Adapted by Michel Blanc from a novel by English writer Joseph Connolly, this is a tale all about plot. Complete with much slamming of doors and mistakes in identity, the vacation takes on farcical proportions from the word go. Elizabeth, whose husband remains in the city to pursue an exotic indiscretion of his own, invites Julie (Courau), a pretty young mother harassed by an incessantly screaming child, to take his place at the hotel. Meanwhile, Véro (Viard) and Jérôme (Podalydès), with long-suffering teenage son in tow, bicker their way through the shame of mounting money worries.

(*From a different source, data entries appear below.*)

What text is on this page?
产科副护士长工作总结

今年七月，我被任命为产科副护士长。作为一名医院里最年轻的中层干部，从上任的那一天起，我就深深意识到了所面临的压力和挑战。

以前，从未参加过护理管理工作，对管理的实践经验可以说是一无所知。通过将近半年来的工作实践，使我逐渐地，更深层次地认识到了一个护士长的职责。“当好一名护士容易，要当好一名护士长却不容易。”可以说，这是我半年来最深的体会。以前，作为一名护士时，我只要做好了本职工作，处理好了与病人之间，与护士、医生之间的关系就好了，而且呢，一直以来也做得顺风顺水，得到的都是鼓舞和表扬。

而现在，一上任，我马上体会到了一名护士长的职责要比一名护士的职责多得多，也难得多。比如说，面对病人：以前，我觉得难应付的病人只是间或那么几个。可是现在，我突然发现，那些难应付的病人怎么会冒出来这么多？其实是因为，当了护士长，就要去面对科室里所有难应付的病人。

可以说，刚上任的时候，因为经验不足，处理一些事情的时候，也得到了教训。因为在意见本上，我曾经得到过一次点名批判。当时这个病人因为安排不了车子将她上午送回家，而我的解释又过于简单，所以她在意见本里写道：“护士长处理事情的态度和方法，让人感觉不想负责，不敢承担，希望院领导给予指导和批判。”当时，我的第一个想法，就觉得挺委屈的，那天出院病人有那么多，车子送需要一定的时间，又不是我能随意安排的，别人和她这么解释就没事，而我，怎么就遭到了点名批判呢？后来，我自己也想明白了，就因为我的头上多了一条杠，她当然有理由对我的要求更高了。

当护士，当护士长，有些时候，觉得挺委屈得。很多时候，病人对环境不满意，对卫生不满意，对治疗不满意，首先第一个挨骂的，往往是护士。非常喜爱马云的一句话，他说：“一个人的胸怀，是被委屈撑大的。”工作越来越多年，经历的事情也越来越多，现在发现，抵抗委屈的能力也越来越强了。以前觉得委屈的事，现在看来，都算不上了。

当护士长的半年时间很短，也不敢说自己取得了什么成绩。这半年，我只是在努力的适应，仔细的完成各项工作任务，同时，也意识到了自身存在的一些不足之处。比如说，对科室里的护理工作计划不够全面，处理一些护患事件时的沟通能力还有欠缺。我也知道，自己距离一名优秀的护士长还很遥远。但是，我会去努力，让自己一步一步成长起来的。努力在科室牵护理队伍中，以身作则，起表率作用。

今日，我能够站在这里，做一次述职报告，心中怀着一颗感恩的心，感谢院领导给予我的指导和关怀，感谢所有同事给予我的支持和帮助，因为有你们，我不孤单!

Elsewhere, a psychotically jealous husband, played with relish by the director himself, threatens the sanity of his once-happy, now horrified wife (Bouquet) and a teenager skips off to Chicago with her father’s employee for a secret round of sex, drugs and videotaping. Throw in some more bedhopping, a bit of baby swapping, a suicide attempted and a virginity lost and you get the idea.

Featuring a cast of almost uniformly unsympathetic creatures, this is a film about the privileged in pursuit of pleasure. And in the midst of the holiday antics, a darker side begins to emerge. Through the cracks in the comedy and casual infidelity, desperation rather than desire comes to the fore.

All in all, 'Summer Things' is a one-night stand of a movie: engaging while it lasts, somewhat lacking in romance, and ending without inspiring an interest in more.